Alternatively, they may come through the university’s own Applicant Portal. Many universities have their own place for communicating with you: please check the emails they have sent you in case they have asked you to register for this. And please continue to check the portal as well for further communications. Failing to respond to communications is an easy but stupid way to miss out on a place at the university of your dreams. Don’t be that person.

Meet those Conditions!

Universities will generally be making Conditional Offers. This means that they will state certain requirements (conditions) that you will have to meet in order to take up a place on their course. They will ask for 2 qualifications: Academic (usually the University Foundation Year) and Language (usually IELTS). You will need to meet both requirements in order to join the university.

In a few cases, they may make an unconditional offer if you have already met all of the requirements they need in order to join their programme. This would only happen if you already have qualifications which they accept for entry, e.g. from your high school.

Of course, you now need to spend the rest of your time on the course meeting these conditions, getting the grades you need for admission. But remember, getting through the university gates is only the beginning: you also need to spend the rest of your time with us developing the language, skills and knowledge that will help you get the most out of your degree.

FAQs

Your Firm choice is the one that you most want to go to, but where you still have a reasonable chance of meeting the conditions. If you meet the conditions at your Firm choice, this is where you will go.

Your Insurance choice should be your favourite of the universities that has made you an offer which you are (practically) guaranteed to meet. It should always be a university with lower conditions than your Firm choice.

Log in to UCAS Track and press the button ‘Reply to your offers’. You then choose your Firm choice from the list, then continue to the next page to choose your Insurance choice.

No. If you have met the conditions and provide the documents and deposit by the deadlines, the university is under a legal contract to accept you. This contract can only be broken (a) if you don’t meet those conditions or (b) by mutual agreement between you and the university (which really means your decision).

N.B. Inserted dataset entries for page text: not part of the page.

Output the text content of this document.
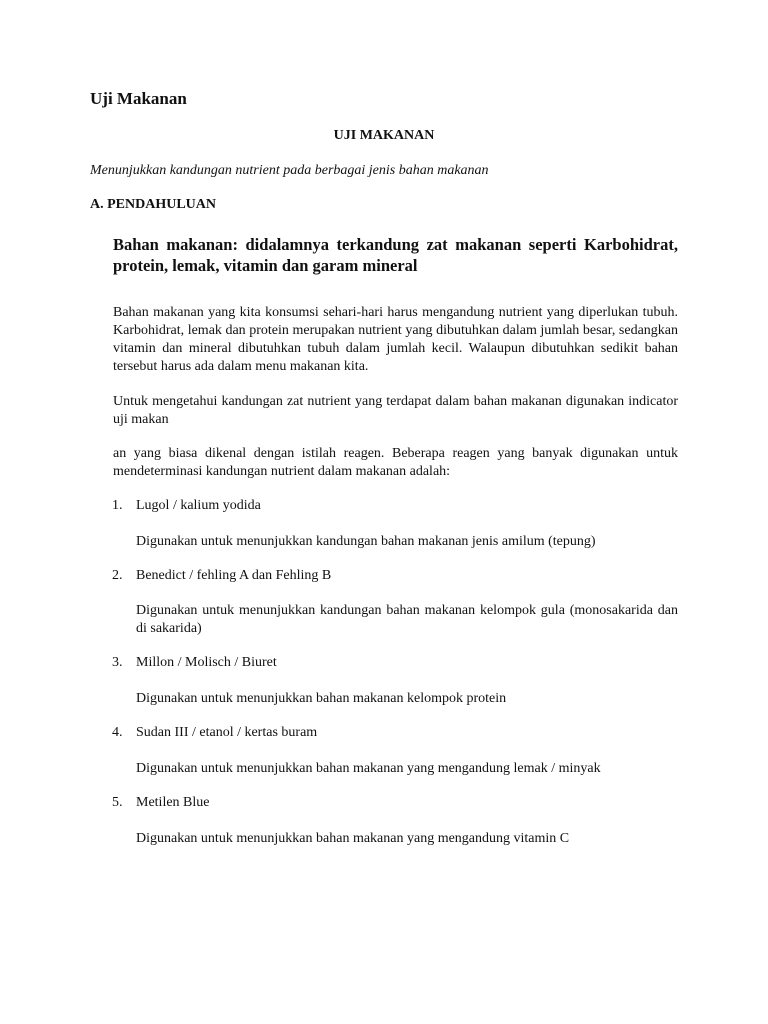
Uji Makanan
UJI MAKANAN

Menunjukkan kandungan nutrient pada berbagai jenis bahan makanan

A. PENDAHULUAN

Bahan makanan: didalamnya terkandung zat makanan seperti Karbohidrat, protein, lemak, vitamin dan garam mineral

Bahan makanan yang kita konsumsi sehari-hari harus mengandung nutrient yang diperlukan tubuh. Karbohidrat, lemak dan protein merupakan nutrient yang dibutuhkan dalam jumlah besar, sedangkan vitamin dan mineral dibutuhkan tubuh dalam jumlah kecil. Walaupun dibutuhkan sedikit bahan tersebut harus ada dalam menu makanan kita.

Untuk mengetahui kandungan zat nutrient yang terdapat dalam bahan makanan digunakan indicator uji makan

an yang biasa dikenal dengan istilah reagen. Beberapa reagen yang banyak digunakan untuk mendeterminasi kandungan nutrient dalam makanan adalah:

1. Lugol / kalium yodida

Digunakan untuk menunjukkan kandungan bahan makanan jenis amilum (tepung)

2. Benedict / fehling A dan Fehling B

Digunakan untuk menunjukkan kandungan bahan makanan kelompok gula (monosakarida dan di sakarida)

3. Millon / Molisch / Biuret

Digunakan untuk menunjukkan bahan makanan kelompok protein

4. Sudan III / etanol / kertas buram

Digunakan untuk menunjukkan bahan makanan yang mengandung lemak / minyak

5. Metilen Blue

Digunakan untuk menunjukkan bahan makanan yang mengandung vitamin C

You can go through Extra to replace all of your current choices with one other choice from the universities that still have places available. The other option to consider would be International Year One

The simplest solution here is to take IELTS again. However, you probably know whether you just need another attempt and a bit more practice in the meantime or whether your problems with IELTS are more serious.

Different universities and different departments within universities work at different speeds and confirming places can be a slow process. Many universities will also wait until the British A-level results come out in August and process all of their admissions then. We will be keeping a close eye on UCAS and will follow up with you and the university if things are moving unduly slowly.

Extra is a stage of the application process where universities try to fill places which they still have empty. Because universities try to make lots of places available to students, the universities with spaces cover almost the full range from Russell Group to very safe insurance choices, so you should still be able to pick up a good choice here.

You can only enter Extra if you are not currently holding any offers, which means that either you have to be rejected or you have to reject all of your original 5 choices. You can then choose one option to replace these. If they reject you, you can choose one more and the process repeats until you’re placed.

Clearing is how universities fill the last remaining places on their courses after Extra has closed, including places left by other students who have not met the conditions of their offers.

The big differences between Extra and Clearing are:

  • Universities can only make Unconditional offers in Clearing, so you have to have your final results ready before using it.
  • In Clearing, you contact universities directly by phone or email and then enter the final confirmed place in UCAS. You do not make your application to the university through UCAS.